10 luglio 2014

L'importanza di essere Messi

Cartões Postais do Brasil

Leo sussurra nell'orecchio destro di Romero quel
che si potrà sapere solo leggendo questa cartolina
fino all'ultima riga
A Leo è andata bene e avrà certamente pagato la pizza a Mascherano. Non fosse per la tigna, la concentrazione, la scelta di tempo del barcellonista (e dunque suo Sancho Panza di millanta battaglie calcistiche), ora l'Argentina sarebbe a pezzi - altro che "siete! siete!" -, la mitologia della Pulce svenduta a due centesimi sulle bancarelle, e la coppa del mondo un affare di vicinato tra olandesi e tedeschi, l'ennesima rivincita delle rivincite che avrebbe però consentito a Blatter di bagarinare personalmente domenica pomeriggio nei dintorni del Maracanã. Leo dunque dovrà ora sdebitarsi e fare qualcosa di più del nulla che ha combinato a San Paolo.

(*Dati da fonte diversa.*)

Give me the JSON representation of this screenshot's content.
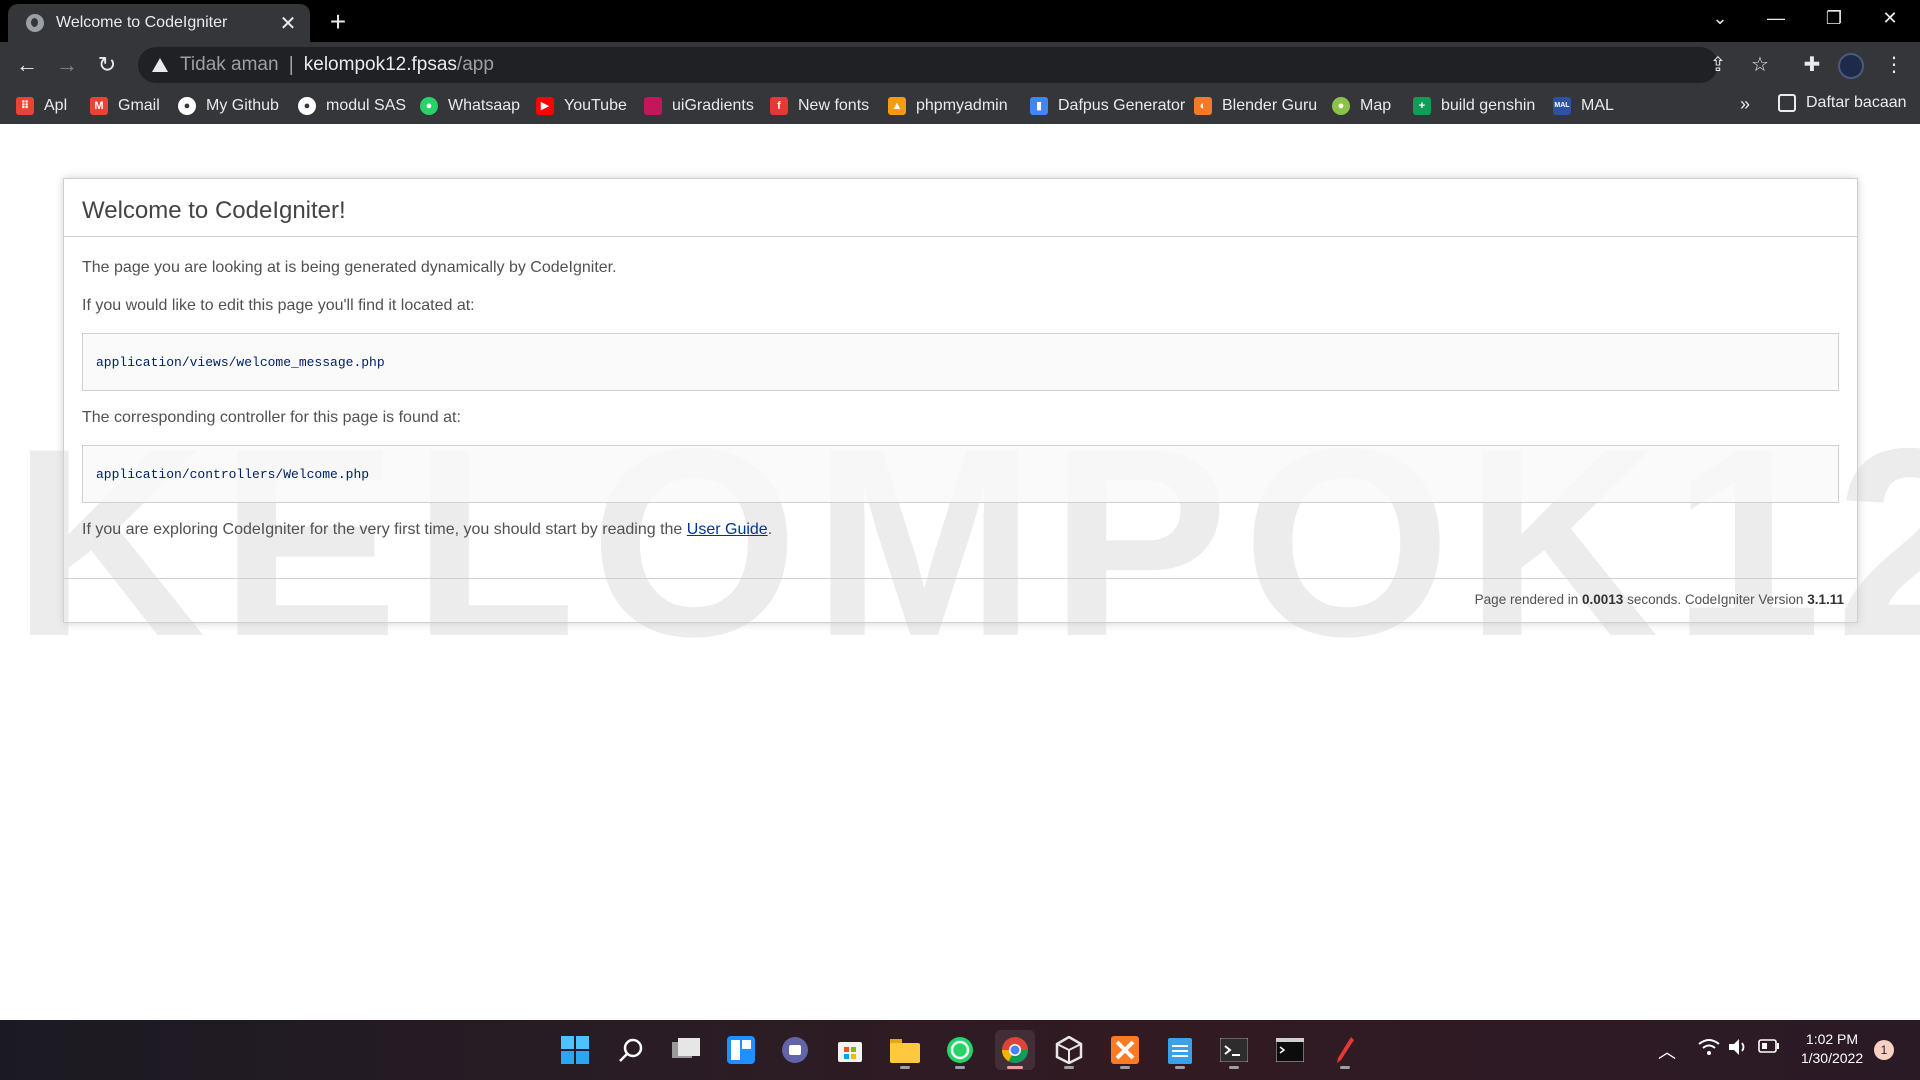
{
  "browser": {
    "tab_title": "Welcome to CodeIgniter",
    "address": {
      "security_label": "Tidak aman",
      "host": "kelompok12.fpsas",
      "path": "/app"
    },
    "bookmarks": [
      {
        "label": "Apl",
        "icon": "apps-grid-icon",
        "color": "#ea4335"
      },
      {
        "label": "Gmail",
        "icon": "gmail-icon",
        "color": "#ea4335"
      },
      {
        "label": "My Github",
        "icon": "github-icon",
        "color": "#ffffff"
      },
      {
        "label": "modul SAS",
        "icon": "github-icon",
        "color": "#ffffff"
      },
      {
        "label": "Whatsaap",
        "icon": "whatsapp-icon",
        "color": "#25d366"
      },
      {
        "label": "YouTube",
        "icon": "youtube-icon",
        "color": "#ff0000"
      },
      {
        "label": "uiGradients",
        "icon": "uigradients-icon",
        "color": "#c2185b"
      },
      {
        "label": "New fonts",
        "icon": "fonts-icon",
        "color": "#e53935"
      },
      {
        "label": "phpmyadmin",
        "icon": "phpmyadmin-icon",
        "color": "#f39c12"
      },
      {
        "label": "Dafpus Generator",
        "icon": "bookmark-icon",
        "color": "#4285f4"
      },
      {
        "label": "Blender Guru",
        "icon": "blender-icon",
        "color": "#f5792a"
      },
      {
        "label": "Map",
        "icon": "globe-icon",
        "color": "#8bc34a"
      },
      {
        "label": "build genshin",
        "icon": "sheets-icon",
        "color": "#0f9d58"
      },
      {
        "label": "MAL",
        "icon": "mal-icon",
        "color": "#2e51a2"
      }
    ],
    "bookmarks_more": "»",
    "reading_list": "Daftar bacaan"
  },
  "page": {
    "heading": "Welcome to CodeIgniter!",
    "intro": "The page you are looking at is being generated dynamically by CodeIgniter.",
    "edit_text": "If you would like to edit this page you'll find it located at:",
    "view_path": "application/views/welcome_message.php",
    "controller_text": "The corresponding controller for this page is found at:",
    "controller_path": "application/controllers/Welcome.php",
    "explore_text": "If you are exploring CodeIgniter for the very first time, you should start by reading the",
    "user_guide_link": "User Guide",
    "period": ".",
    "footer": {
      "prefix": "Page rendered in",
      "seconds": "0.0013",
      "middle": "seconds. CodeIgniter Version",
      "version": "3.1.11"
    },
    "watermark": "KELOMPOK12"
  },
  "taskbar": {
    "time": "1:02 PM",
    "date": "1/30/2022",
    "notifications": "1"
  }
}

Nulla, ma in realtà quasi nulla.

Quasi nulla? In realtà molto. A pensarci bene, molto. Quasi tutto. Anzi: tutto. E toccava dunque a Mascherano di pagargli la pizza, perché senza Leo difficilmente l'Argentina sarebbe arrivata negli ottavi e poi nei quarti e poi (soprattutto) in semifinale e quindi in finale. Anzi, soprattutto in finale.

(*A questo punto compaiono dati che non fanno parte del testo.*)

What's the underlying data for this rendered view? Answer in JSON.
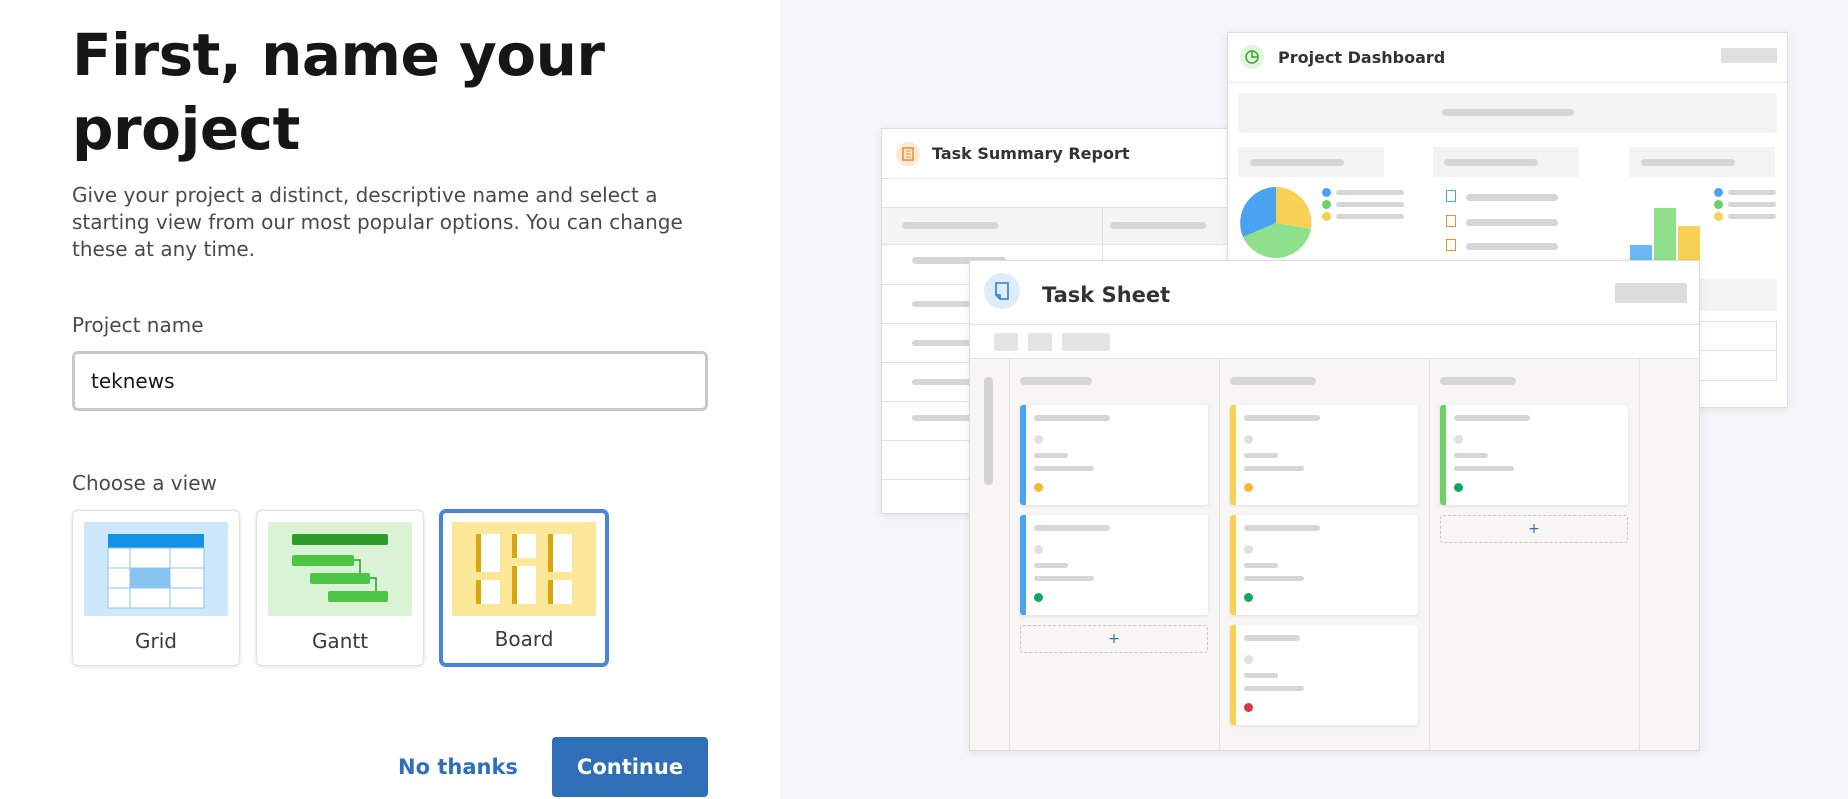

Perché? Semplice. Senza Leo l'Olanda avrebbe giocato diversamente. La sola presenza in campo di un tale spauracchio ha convinto Luigi van Gaal a schierare i suoi bene coperti, onde nulla rischiar. Troppo tardi ha capito che il de cuius non era in giornata di vena poetica e vagava per il campo come fosse terra sconosciuta e straniera da esplorare senza mappa e senz'acqua e senza sapere come e perché il destino l'avesse scaraventato così lontano da casa. Troppo tardi Luigi van Gaal ha sussurrato ai suoi che la partita forse si poteva anche vincere, che non era obbligatorio pareggiarla e poi rischiare di perderla ai calci di rigore. Troppo tardi. Robben ha schiumato rabbia per novanta minuti e si capiva benissimo che, fosse dipeso da lui, gli Oranje avrebbero giocato in modo diverso. Non fosse dipeso dalla tigna, dalla concentrazione e dalla scelta di tempo di Mascherano, Robben avrebbe fatto esplodere la santabarbara al novantesimo, quando era finalmente riuscito a sgommare oltre le trincee biancocelesti. 

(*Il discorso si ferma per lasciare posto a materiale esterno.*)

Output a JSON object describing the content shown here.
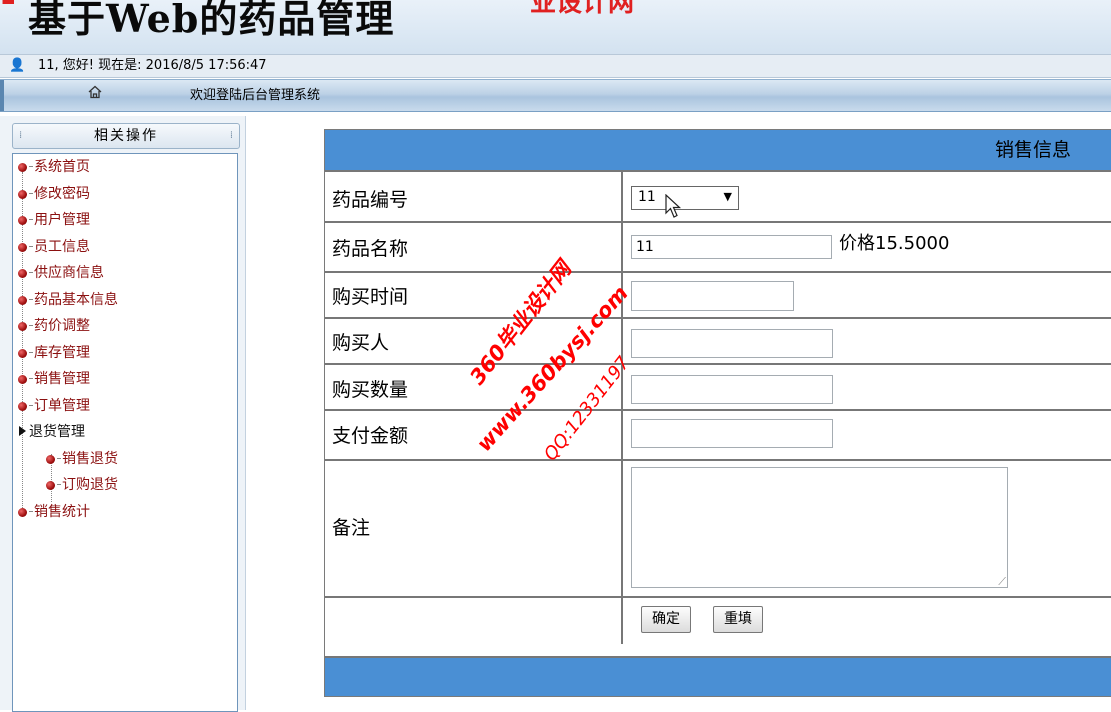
{
  "header": {
    "title": "基于Web的药品管理",
    "red_fragment": "业设计网"
  },
  "userbar": {
    "greeting": "11, 您好! 现在是: 2016/8/5 17:56:47"
  },
  "navbar": {
    "welcome": "欢迎登陆后台管理系统"
  },
  "sidebar": {
    "title": "相关操作",
    "items": [
      {
        "label": "系统首页"
      },
      {
        "label": "修改密码"
      },
      {
        "label": "用户管理"
      },
      {
        "label": "员工信息"
      },
      {
        "label": "供应商信息"
      },
      {
        "label": "药品基本信息"
      },
      {
        "label": "药价调整"
      },
      {
        "label": "库存管理"
      },
      {
        "label": "销售管理"
      },
      {
        "label": "订单管理"
      },
      {
        "label": "退货管理"
      },
      {
        "label": "销售退货"
      },
      {
        "label": "订购退货"
      },
      {
        "label": "销售统计"
      }
    ]
  },
  "form": {
    "title": "销售信息",
    "fields": {
      "drug_id_label": "药品编号",
      "drug_id_value": "11",
      "drug_name_label": "药品名称",
      "drug_name_value": "11",
      "price_text": "价格15.5000",
      "purchase_time_label": "购买时间",
      "purchase_time_value": "",
      "buyer_label": "购买人",
      "buyer_value": "",
      "quantity_label": "购买数量",
      "quantity_value": "",
      "amount_label": "支付金额",
      "amount_value": "",
      "remark_label": "备注",
      "remark_value": ""
    },
    "buttons": {
      "confirm": "确定",
      "reset": "重填"
    }
  },
  "watermark": {
    "line1": "360毕业设计网",
    "line2": "www.360bysj.com",
    "line3": "QQ:12331197"
  },
  "colors": {
    "form_header": "#4a8fd4",
    "menu_text": "#8b1010",
    "watermark": "#ff0000"
  }
}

Il tackle più importante di Brasil 2014

Confortato dall'atteggiamento contratto e spaurito degli avverari, constatata la scarsa vena e anzi l'assenza spirituale del santo numero dieci, Sabella ha consigliato ai suoi di mettere anzitutto la museruola a Robben. Minimo tre o quattro sempre nei suoi pressi, e mine nell'erba sui suoi percorsi. Quintali di sonnifero sparsi qua e là. Van Persie? E' in posizione di fuorigioco dal primo minuto del match contro i Ticos e ha pure mal de panza. Innocuo, non c'è bisogno nemmeno di massaggiargli le caviglie. Poi anche Sabella ha capito che la partita si poteva forse vincere, che non era obbligatorio pareggiarla, e tanto meno rischiare tantissimo di perderla visto che poi in porta loro metteranno Tim Krul, gigantesca insuperabile sagoma mattacchiona. Ha tirato un sospiro di sollievo quando Van Gaal, per confondergli le idee, ha tolto dal tabellino Van Persie e inserito Huntelaar, scoprendo il bluff o ricorrendo a quello di riserva. Sabella ha risposto gettando allo sbaraglio Aguero e Palacio. I due non fanno nemmeno il solletico a Vlaar, ma sono grandi rigoristi. Infatti Palacio non ha bisogno di tirare il suo, visto che Vlaar, spossato dalla noia, e Sneijder, spossato tout court, sbagliano il loro.

Leo invece dal dischetto ha segnato. Era il primo della lista argentina, ovviamente. Il penalty psicologicamente più importante, proprio perché calciato dopo l'errore olandese. "Se ne pari un altro, ti pago la pizza", ha detto Leo a Sergio Romero prima di tornare verso il centro del campo a guardare con gli altri la fine del film. Un fuoriclasse si vede anche da questi dettagli.